Report says Steve Jobs is behind rise in crime rate

igollumResearchers at The Urban Institute, a Washington think tank, say that iPods are the reason U.S. violent crime rose in 2005 and 2006.

A key point in the Urban Institute’s argument is that robberies _ the taking of something by force or the threat of it _ had seen dramatic reductions since the 1990s, but jumped in 2005 and 2006. FBI statistics show the robbery rate went from 137 per 100,000 people in 2004 to 141 per 100,000 in 2005 and 149 in 2006. That helped boost the overall rate of violent crime in those years, even as rape rates fell and aggravated assault was generally flat. During those years, iPods were going mainstream. In late 2004, Apple had sold about 5 million iPods. By the end of 2005 that had ballooned to 42 million, and in 2006 the number neared 90 million I’m so glad the reporter explained what a robbery is. I was starting to get confused.

The alleged ipso facto is that the iPod and other expensive electronic gewgaws are highly desired, easy to steal and easy to re-sell. The Institute — certainly not fishing for some free PR — has dubbed this phenomenon “The iCrime Wave.”

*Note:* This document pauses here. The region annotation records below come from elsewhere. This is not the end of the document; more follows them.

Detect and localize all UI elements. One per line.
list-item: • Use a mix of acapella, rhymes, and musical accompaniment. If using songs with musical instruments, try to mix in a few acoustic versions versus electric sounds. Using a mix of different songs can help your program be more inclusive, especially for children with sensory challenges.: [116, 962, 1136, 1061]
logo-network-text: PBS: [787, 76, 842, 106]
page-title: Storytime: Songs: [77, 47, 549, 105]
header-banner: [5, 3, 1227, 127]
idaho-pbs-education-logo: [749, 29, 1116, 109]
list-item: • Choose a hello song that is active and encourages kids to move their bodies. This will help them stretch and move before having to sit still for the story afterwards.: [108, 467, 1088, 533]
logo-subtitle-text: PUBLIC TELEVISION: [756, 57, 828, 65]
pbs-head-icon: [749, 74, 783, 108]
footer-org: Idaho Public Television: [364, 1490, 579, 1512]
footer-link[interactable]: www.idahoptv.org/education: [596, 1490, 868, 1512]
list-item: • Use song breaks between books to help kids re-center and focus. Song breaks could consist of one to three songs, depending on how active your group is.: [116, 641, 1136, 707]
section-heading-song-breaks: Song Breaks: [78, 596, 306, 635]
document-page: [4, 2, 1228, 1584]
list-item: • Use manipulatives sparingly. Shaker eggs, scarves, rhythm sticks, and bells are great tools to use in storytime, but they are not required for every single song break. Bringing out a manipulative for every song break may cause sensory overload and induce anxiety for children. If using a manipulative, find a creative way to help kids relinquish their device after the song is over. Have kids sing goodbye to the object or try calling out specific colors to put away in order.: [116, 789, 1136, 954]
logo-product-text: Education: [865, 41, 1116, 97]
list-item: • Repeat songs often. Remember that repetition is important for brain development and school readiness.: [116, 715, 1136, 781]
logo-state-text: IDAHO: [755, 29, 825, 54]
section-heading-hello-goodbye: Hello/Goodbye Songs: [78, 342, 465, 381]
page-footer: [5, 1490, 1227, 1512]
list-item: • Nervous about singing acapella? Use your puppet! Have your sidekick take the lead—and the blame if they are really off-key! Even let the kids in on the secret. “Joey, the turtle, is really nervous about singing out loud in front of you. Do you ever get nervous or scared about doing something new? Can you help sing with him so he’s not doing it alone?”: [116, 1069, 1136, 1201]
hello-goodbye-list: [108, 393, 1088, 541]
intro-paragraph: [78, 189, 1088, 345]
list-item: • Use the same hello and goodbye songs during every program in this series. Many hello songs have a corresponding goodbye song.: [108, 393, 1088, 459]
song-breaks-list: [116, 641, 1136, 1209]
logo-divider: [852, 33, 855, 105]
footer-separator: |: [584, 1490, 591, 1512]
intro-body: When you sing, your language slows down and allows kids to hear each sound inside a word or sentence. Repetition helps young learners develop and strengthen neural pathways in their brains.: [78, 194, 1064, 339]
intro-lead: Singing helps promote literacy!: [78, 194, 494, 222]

Thankfully the reporter pokes a few holes in this theory:

  1. While iPod thefts on subways and other crowded urban settings provide the best anecdotal evidence, the 2005-06 crime increases were highest in small and midsized cities _ places with less-dense pedestrian traffic, let alone teeming subways.
  2. Some stolen iPods might fall into the category of larceny _ a theft without force, such as when something is filched from a backpack _ and larcenies dropped in ’05 and ’06.

Marketing tip to the Urban Institute — naming anything the iSomething is beyond over.